The drama of the short story is further heightened by two characteristic Frame habits: the exaggeration of any contrasts available to be made — this time, between the lifestyles of the two neighbouring families — and the surprise resolution, in this case through another characteristic habit, humour.
Contrasts are everywhere in these stories: in ‘A Night Visitor’, between dark-skinned, silently suffering Bernadine and her hospital-ward neighbour who ‘was always surrounded by handsome men and brave clean beautiful children and flowers…’; between naïve, childish Charles and his worldly big brother Bluey in ‘The Big Money’; between the children’s and adults’ concerns and between the owner’s and the expert’s valuation of the old books in ‘Gavin Highly’.

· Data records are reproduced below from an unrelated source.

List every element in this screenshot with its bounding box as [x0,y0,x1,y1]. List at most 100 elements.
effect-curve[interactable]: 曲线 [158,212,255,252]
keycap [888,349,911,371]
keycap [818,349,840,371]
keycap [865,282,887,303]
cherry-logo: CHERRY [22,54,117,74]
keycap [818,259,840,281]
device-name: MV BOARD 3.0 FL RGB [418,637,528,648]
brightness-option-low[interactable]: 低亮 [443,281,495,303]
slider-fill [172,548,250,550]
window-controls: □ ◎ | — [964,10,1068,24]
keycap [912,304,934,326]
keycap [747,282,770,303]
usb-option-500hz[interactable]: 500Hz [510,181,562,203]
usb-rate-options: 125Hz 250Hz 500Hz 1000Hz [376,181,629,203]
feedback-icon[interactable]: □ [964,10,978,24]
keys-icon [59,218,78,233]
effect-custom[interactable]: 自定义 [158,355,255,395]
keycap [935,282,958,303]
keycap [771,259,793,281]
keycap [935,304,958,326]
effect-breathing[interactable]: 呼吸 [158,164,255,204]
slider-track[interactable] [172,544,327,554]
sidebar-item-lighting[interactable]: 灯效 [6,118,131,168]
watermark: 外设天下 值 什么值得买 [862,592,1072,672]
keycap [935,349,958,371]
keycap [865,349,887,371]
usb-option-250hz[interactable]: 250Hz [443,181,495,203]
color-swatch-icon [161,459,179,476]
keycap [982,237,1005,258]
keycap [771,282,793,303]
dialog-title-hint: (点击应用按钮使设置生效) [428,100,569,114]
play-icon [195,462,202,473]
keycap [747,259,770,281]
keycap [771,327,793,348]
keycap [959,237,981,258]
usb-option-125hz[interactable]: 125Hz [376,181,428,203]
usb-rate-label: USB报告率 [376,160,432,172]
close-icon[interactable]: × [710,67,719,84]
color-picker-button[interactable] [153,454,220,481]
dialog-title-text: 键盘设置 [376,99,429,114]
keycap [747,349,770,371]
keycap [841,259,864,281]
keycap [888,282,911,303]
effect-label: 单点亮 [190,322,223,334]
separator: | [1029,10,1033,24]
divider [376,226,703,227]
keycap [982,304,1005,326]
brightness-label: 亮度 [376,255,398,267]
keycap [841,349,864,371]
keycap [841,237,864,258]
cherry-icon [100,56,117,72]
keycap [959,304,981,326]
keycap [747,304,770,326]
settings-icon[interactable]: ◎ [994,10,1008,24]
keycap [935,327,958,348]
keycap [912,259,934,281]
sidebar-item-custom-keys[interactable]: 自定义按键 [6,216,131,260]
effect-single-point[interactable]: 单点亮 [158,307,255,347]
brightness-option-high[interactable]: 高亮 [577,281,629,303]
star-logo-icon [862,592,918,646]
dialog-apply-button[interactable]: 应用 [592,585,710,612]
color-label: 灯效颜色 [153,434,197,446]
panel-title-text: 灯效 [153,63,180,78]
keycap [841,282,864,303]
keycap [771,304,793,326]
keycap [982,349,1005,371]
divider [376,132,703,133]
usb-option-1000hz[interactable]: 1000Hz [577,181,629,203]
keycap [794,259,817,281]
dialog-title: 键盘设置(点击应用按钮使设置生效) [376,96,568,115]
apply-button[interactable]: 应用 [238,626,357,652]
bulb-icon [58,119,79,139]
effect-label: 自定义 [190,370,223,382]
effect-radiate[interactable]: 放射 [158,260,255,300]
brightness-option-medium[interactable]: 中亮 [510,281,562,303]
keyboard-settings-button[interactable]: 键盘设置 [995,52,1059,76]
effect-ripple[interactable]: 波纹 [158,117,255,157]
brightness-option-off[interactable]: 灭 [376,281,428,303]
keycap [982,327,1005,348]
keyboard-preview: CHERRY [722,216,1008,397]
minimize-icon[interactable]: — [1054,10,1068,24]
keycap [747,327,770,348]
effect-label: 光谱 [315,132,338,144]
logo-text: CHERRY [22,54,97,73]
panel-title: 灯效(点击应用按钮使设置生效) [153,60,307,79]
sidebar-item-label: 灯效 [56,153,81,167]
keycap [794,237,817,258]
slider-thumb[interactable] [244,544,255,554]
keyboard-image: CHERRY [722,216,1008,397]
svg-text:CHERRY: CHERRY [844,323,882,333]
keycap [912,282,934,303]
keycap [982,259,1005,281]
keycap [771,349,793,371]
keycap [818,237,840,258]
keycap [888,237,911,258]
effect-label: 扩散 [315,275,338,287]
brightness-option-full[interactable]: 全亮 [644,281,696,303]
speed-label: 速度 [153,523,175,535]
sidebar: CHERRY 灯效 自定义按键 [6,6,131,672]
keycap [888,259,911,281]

Sometimes there is humour in these contrasts, a comedy of inequality or misunderstanding; more often, however, there is tragedy, a sense of existential unfairness, of shortfall. ‘Gorse is not People’, the collection’s title story, extends to excruciating length the gap between the dwarf girl Nadia’s expectation of a life-change on her twenty-first birthday, and her prison-like existence as a mental patient. Editor Charles Brasch considered it ‘too painful to print’ when Frame submitted it in 1954 for publication in Landfall.
The editors’ brief but pointed endnotes are invaluable for putting in perspective these wounding critical publication ‘failures’ of Frame’s. For the title story, we read, posthumous publication was achieved in The New Yorker in 2008; for ‘Gavin Highly’ in 2010; ‘The Silkworms’, an outrageously personal portrait of a writer who could be Frank Sargeson, was initially held back by the author herself and finally published posthumously in Granta 105 (2009).
I recommend that you read these comic, tragic and tragicomic pieces of prose theatre as I did, without any aids (for I didn’t look up the note until I finished each one). I defy anyone to discriminate between those which were published early, or never, between those Frame submitted for publication herself, and those submitted on her behalf. You simply cannot tell, and they are selected and presented here just as they should be, to succeed on their own terms.
HELEN WATSON WHITE has degrees in English and theology from the University of Otago. Formerly a university tutor and lecturer, she is now a freelance editor, writer, arts reviewer and photographer.